Bucha şehri ve diğer birçok şehirde Rus ordusu tarafından binlerce Ukraynalı sivilin öldürüldüğünü belirten Kislitsa, “Putin rejimi, Sovyetler Birliği düşüncesine, agresifliğe ve nefrete dönüştü. Birleşmiş Milletler'de Rusya temsilcilerinden farklı şeyler duyuyoruz. Ukrayna’da savaş olduğunu ve insanların öldüğünü soğukkanlılıkla normalmiş gibi söylediler. İnsanların öldürülmesini doğru olarak kabul edebilir miyiz? Tabii ki hayır. Rusya’yı insan hakları konusunda sorumluluk almaya çağırıyoruz. Eğer Rusya kendi kendine üyelikten vazgeçecekse kimseyi suçlamasın. Rusya’nın üyeliğinin durdurulması seçenek değil zorunluluktur. Rusya sadece insan haklarını çiğnemiyor, dünya güvenliğini tehdit ediyor. Ukrayna’da trajedi hepimizin gözleri önünde oluyor” ifadelerini kullandı.

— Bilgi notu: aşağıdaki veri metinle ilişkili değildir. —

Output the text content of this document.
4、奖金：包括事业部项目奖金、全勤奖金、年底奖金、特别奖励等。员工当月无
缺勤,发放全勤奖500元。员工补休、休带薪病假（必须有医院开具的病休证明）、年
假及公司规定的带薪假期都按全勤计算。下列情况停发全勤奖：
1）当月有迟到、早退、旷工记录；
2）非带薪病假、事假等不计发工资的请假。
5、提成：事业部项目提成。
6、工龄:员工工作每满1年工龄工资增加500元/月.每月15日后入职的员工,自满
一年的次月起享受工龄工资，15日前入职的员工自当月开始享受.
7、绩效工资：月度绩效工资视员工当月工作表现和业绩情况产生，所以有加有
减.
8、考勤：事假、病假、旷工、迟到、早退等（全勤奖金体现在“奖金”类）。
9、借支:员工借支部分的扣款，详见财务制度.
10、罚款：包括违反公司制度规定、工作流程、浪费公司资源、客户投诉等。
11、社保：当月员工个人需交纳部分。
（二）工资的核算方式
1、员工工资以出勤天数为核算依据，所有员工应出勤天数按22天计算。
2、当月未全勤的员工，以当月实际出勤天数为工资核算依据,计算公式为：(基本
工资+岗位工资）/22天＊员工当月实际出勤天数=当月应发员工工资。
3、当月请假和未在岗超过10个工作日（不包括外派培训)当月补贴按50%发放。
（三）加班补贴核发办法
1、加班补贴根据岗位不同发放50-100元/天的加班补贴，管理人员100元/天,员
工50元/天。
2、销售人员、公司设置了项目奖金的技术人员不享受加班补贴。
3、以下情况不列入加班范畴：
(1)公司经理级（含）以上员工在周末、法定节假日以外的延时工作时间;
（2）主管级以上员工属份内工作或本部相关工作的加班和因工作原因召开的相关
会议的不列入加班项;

ABD KONUYU BM GÜVENLİK KONSEYİ’NDE DİLE GETİRMİŞTi
BM Güvenlik Konseyi’nde Rusya'nın Ukrayna'da sivil ölümlere yol açtığı yönündeki iddialara karşı önceki gün gerçekleşen oturumda konuşan ABD’nin BM Daimi Temsilcisi Linda Thomas-Greenfield, Rusya'nın BM İnsan Hakları Konseyi'nden çıkarılması çağrısı yapmış, “Rusya, amacı insan haklarına saygıyı geliştirmek olan bir organda yetkili bir konuma sahip olmamalıdır. Bu sadece ikiyüzlülük değil, aynı zamanda tehlikelidir" demişti.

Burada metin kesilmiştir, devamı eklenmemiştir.